En Camargue, la SNPN (Société nationale de protection de la nature) organise chaque année des chantiers ouverts à ses adhérents au cours desquels les bénévoles s’attèlent à différents travaux. Le descriptif est succinct, mais difficile d’y résister : deux semaines au cœur de la réserve, des matinées de travail pour des après-midis de découvertes de la région à travers de multiples activités, un logement en gîte avec les autres bénévoles… tout ça pour une quarantaine d’euros d’adhésion et frais de dossier, trente pour les étudiants ! En termes de vacances utiles, on ne fait pas mieux. C’est donc sans savoir exactement à quoi m’attendre que je suis repartie sur ces terres déjà chargées de mes souvenirs de jeunesse.

Lundi matin, 8h30. J’arrive au gîte de Salin de Badon. Je découvre une grande bâtisse perdue en pleine campagne. Quelques bénévoles sont arrivés la veille, on sympathise rapidement. On sera une dizaine à vivre ici pour les deux prochaines semaines. Les encadrants arrivent également, des personnes qui travaillent sur place toute l’année. Le briefing nous met rapidement dans l’ambiance : décontractée ! Pas de chichis, on se tutoie, les blagues sont de rigueurs.




Le gîte de Salin de Badon, lieu de vie des bénévoles


Le dur labeur des bénévoles


Le soleil tape déjà très fort – canicule oblige – quand nous partons sur le terrain. Au programme, pose de ganivelles le long des chemins de la réserve. Il s’agit de dissuader les promeneurs d’aller piétiner la flore si typique des milieux humides camarguais. La salicorne, c’est sacré ! Le travail est physique, on creuse des trous avec des gravières, on plante des piquets, on les encoche pour y poser des renforts, on déroule les ganivelles que l’on attache solidement au tout après leur avoir donné de bons coups de masse… La récompense après quelques heures : la plage, au bout du chemin ! A peine les outils posés, on s’y précipite tous de bon cœur. Je profite du chemin du retour pour enliser la voiture de la réserve dans le sable. Sinon on aurait pu s’ennuyer !

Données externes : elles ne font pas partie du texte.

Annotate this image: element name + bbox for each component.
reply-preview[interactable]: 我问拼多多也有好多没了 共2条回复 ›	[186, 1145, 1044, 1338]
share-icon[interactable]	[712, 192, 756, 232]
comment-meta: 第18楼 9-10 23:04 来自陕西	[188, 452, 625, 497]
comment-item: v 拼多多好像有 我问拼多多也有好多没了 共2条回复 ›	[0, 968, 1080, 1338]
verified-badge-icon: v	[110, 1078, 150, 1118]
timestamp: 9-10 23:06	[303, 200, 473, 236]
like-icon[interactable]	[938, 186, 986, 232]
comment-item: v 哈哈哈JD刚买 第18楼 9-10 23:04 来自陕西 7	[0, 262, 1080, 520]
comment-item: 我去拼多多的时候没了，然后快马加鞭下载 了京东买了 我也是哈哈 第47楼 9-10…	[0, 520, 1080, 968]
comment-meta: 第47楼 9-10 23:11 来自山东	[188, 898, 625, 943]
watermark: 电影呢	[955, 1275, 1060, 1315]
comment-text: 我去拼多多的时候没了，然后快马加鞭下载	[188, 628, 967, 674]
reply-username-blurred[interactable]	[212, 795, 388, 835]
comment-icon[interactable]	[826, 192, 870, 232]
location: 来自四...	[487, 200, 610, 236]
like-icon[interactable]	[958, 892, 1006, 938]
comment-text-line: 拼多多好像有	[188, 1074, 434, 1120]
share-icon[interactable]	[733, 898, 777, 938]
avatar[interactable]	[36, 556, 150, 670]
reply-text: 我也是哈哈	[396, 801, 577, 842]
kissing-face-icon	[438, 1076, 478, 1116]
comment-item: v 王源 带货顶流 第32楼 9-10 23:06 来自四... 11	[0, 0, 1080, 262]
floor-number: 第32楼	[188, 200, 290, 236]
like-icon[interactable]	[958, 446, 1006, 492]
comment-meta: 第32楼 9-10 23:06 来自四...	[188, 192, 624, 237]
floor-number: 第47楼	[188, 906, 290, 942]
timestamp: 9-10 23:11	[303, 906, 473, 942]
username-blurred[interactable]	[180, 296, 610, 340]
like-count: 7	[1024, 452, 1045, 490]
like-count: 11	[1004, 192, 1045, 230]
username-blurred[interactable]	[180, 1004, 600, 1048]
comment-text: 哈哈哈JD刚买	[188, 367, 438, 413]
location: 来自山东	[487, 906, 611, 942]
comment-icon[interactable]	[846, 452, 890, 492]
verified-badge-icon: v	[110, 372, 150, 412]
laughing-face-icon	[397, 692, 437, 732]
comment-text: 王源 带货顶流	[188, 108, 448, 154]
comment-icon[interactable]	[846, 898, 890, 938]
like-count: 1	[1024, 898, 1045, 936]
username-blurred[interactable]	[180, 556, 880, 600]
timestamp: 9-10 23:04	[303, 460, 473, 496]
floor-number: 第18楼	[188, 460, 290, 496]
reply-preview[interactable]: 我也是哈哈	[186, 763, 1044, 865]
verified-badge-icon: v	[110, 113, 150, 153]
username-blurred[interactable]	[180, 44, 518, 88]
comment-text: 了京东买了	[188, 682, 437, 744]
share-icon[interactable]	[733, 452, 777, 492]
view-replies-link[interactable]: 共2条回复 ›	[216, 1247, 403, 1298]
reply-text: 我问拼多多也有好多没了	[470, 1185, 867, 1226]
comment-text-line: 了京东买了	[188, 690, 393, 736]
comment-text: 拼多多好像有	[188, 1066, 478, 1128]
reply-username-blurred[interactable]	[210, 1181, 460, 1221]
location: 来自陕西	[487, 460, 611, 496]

Ganivelles en cours de montage au cœur de la réserve, à quelques pas du phare de la Gacholle


Si les ganivelles nous occupent une bonne partie du séjour, plusieurs matinées sont consacrées à d’autres travaux. Celui qui nous laissera le plus vif souvenir, c’est sans doute l’arrachage de la jussie. En dépit de son nom flatteur, référence au botaniste français Bernard de Jussieu, cette plante aquatique du genre Ludwigia est un fléau. Envahissante, elle se multiplie rapidement et jusqu’à envahir littéralement les zones aquatiques. Pour s’en débarrasser, il faut se jeter à l’eau. Munis de wadders (vous savez, ces grandes bottes qui montent jusque sous les bras et qui ont le don de vous dépouiller instantanément de toute grâce), appuyés sur une barque (même pas pour nous la barque ! c’est pour y mettre la jussie !), nous pénétrons dans la roubine. Qui n’a pas été dans une roubine ne peut pas comprendre… Il s’agit d’un petit canal, environ 2m de large, dont l’eau est pour ainsi dire stagnante. D’ailleurs, il n’est rempli qu’à 40% d’eau (partie haute), les 60% restant étant constitués de vase. Vase qui fait des bulles quand on marche dedans. Du moins quand on tente de marcher, car sitôt le pied posé, celui-ci est immédiatement capturé par la chose, emprisonné avec une force insoupçonnée. Force est d’avouer, au début, on panique ! Tout plantés que l’on est au milieu de la roubine, on voit déjà nos dernières heures arriver par une noyade inévitable dans une eau fétide. Ha oui, je n’ai pas précisé, les bulles qui sortent de la vase, ce ne sont pas des bulles de savon parfumées à la rose. Non, non. C’est autre chose. Tu mémorises le truc le plus puant que tu aies senti ? C’est pire. Bref, passé le cap de la panique et du dégoût, on y prend goût ! Hop on arrache des poignées de plantes, on te balance ça dans la barque, on se prend au passage des éclaboussures de vase (les racines sont profondes !), on en a plein les cheveux, plein le visage… Avantage n°1 : c’est finalement très drôle ! Avantage n°2 : quand on se prend l’averse du siècle sur la tête juste après être sortis de la roubine, on est contents d’être rincés !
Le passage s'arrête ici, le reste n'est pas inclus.